Pope Francis wins Time’s Person of the Year
c. 2013 Religion News Service 
ROME (RNS) Pope Francis was named Time magazine’s Person of the Year on Wednesday (Dec. 11), adding yet another high-profile accolade to what has been an unprecedented nine-month reign for the shepherd of the world’s 1.2 billion Catholics.
Time called Francis “The People’s Pope” and said it honored him for “pulling the papacy out of the palace and into the streets, for committing the world’s largest church to confronting its deepest needs, and for balancing judgment with mercy.”
Francis has been celebrated worldwide since becoming pope in March. Even before the Time honor, he was the top trending topic on Facebook. He is credited with increasing church attendance across Italy, making “Francesco” Italy’s most popular baby name for boys and helping to recast the tarnished image of the church.
A new poll released Wednesday showed the pope is more popular than ever: The St.
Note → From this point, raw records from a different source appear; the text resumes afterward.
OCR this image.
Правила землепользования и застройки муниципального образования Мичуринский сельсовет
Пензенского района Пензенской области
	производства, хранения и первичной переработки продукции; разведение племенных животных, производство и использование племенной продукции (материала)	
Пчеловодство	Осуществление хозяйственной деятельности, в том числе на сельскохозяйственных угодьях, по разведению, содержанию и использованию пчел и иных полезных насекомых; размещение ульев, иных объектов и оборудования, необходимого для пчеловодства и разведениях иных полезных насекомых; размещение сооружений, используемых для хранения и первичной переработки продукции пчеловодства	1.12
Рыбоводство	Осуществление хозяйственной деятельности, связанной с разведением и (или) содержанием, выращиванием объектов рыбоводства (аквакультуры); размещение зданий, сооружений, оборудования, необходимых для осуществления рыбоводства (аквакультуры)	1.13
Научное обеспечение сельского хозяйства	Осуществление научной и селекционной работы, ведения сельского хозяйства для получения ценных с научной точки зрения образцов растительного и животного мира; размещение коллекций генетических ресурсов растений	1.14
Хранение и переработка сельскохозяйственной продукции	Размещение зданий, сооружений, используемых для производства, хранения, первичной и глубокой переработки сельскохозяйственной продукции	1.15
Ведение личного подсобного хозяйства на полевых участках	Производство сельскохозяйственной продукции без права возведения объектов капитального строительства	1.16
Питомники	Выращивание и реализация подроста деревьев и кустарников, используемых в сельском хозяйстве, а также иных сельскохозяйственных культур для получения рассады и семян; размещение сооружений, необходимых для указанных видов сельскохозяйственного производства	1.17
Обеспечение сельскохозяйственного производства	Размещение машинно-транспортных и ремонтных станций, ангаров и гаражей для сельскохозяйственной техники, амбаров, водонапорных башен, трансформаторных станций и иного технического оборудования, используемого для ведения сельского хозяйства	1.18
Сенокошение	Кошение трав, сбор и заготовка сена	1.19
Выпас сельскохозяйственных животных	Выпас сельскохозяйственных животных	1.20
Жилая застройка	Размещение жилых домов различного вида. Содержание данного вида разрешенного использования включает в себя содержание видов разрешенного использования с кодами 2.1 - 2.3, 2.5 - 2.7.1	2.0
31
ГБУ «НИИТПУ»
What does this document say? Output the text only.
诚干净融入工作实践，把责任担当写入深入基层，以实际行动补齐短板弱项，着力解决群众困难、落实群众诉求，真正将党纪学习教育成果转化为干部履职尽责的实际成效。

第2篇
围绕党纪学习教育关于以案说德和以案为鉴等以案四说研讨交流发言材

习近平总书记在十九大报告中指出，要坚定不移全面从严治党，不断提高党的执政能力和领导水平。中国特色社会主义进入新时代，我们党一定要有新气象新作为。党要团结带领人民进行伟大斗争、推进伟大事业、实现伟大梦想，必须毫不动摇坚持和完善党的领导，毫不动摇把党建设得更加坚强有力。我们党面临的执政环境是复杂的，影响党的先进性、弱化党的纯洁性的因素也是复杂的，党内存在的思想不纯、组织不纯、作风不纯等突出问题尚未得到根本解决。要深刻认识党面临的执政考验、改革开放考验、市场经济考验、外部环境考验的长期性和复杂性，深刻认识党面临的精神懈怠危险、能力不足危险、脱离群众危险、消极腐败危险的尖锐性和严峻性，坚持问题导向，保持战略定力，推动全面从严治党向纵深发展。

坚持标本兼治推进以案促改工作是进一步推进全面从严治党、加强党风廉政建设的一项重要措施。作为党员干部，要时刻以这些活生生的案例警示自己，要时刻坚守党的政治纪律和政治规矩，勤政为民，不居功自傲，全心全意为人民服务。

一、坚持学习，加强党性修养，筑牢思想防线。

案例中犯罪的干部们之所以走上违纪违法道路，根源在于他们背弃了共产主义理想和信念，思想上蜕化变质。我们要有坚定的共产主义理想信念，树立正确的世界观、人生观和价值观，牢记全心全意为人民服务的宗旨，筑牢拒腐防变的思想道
Leo University Polling Institute released the results of a survey that showed more than three in five Americans approve of the pope — a number that jumps to 82 percent among U.S. Catholics.
“This fact (of the Time honor) is unsurprising, considering the resonance and very widespread attention given to the election of Pope Francis and the beginning of his pontificate,” said the Rev. Federico Lombardi, the Vatican’s chief spokesman.
“For his part, (Francis) does not seek fame and success, since he carries out his service for the proclamation of the gospel and the love of God for all. If this attracts men and women and gives them hope, the pope is content. If this nomination as Person of the Year means that many have understood this message, at least implicitly, he will certainly be glad.”
But not everyone was pleased with the choice. Barbara Blaine, president of the Chicago-based Survivors Network of those Abused by Priests, complained that Francis has done too little to address victims of clergy sexual abuse within the church.
“The pope has made many feel hopeful with his personal humility, down-to-earth gestures, and obvious deep compassion for the poor,” Blaine said in a statement. “But he has not made a single child safer. He hasn’t exposed one predator priest or disciplined one corrupt bishop.”
Francis is the third pope to be honored by Time since the magazine began selecting Person of the Year in 1927, following Pope John XXIII in 1962 and Pope John Paul II in 1994.
Other finalists for the Person of the Year honor were Syrian President Bashar Assad; Amazon founder Jeff Bezos; U.S. Sen. Ted Cruz, R-Texas; singer Miley Cyrus; President Barack Obama; Iranian President Hassan Rouhani; U.S. Secretary of Health and Human Services Kathleen Sebelius; NSA whistleblower Edward Snowden (who earned Time’s No. 2 spot); and gay rights activist Edith Windsor.